In a general way, then, and "on the whole," our abandonment of theological criteria, and our testing of religion by practical common sense and the empirical method, leave it in possession of its towering place in history. Economically, the saintly group of qualities is indispensable to the world’s welfare. The great saints are immediate successes; the smaller ones are at least heralds and harbingers, and they may be leavens also, of a better mundane order. Let us be saints, then, if we can, whether or not we succeed visibly and temporally. But in our Father’s house are many mansions, and each of us must discover for himself the kind of religion and the amount of saintship which best comports with what he believes to be his powers and feels to be his truest mission and vocation. There are no successes to be guaranteed and no set orders to be given to individuals, so long as we follow the methods of empirical philosophy.
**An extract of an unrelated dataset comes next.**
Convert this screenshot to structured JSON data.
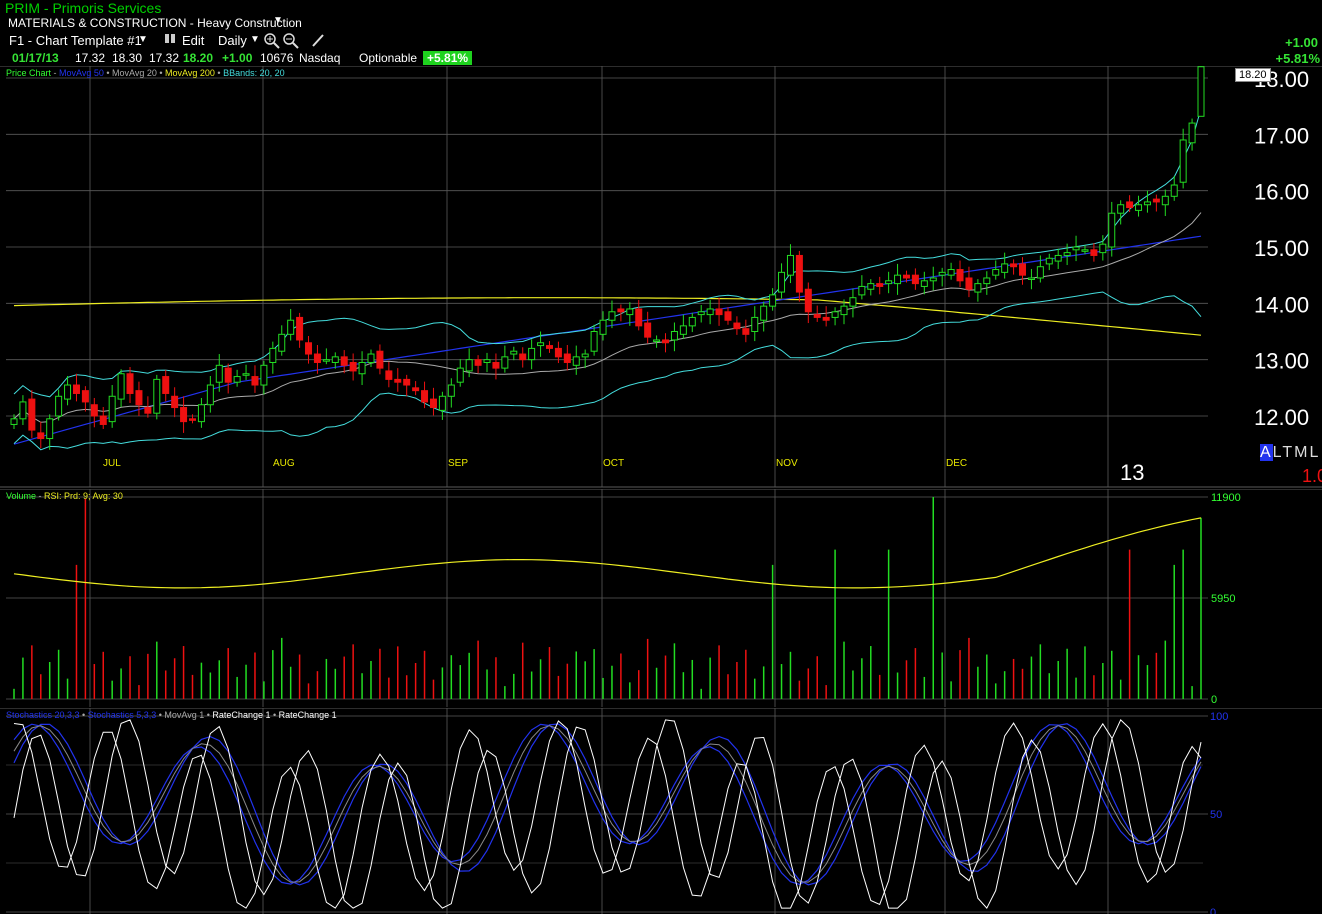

This is my conclusion so far. I know that on some of your minds it leaves a feeling of wonder that such a method should have been applied to such a subject, and this in spite of all those remarks about empiricism which I made at the beginning of Lecture XIII. How, you say, can religion, which believes in two worlds and an invisible order, be estimated by the adaptation of its fruits to this world’s order alone? It is its truth, not its utility, you insist, upon which our verdict ought to depend. If religion is true, its fruits are good fruits, even though in this world they should prove uniformly ill adapted and full of naught but pathos. It goes back, then, after all, to the question of the truth of theology. The plot inevitably thickens upon us; we cannot escape theoretical considerations. I propose, then, that to some degree we face the responsibility. Religious persons have often, though not uniformly, professed to see truth in a special manner. That manner is known as mysticism. I will consequently now proceed to treat at some length of mystical phenomena, and after that, though more briefly, I will consider religious philosophy.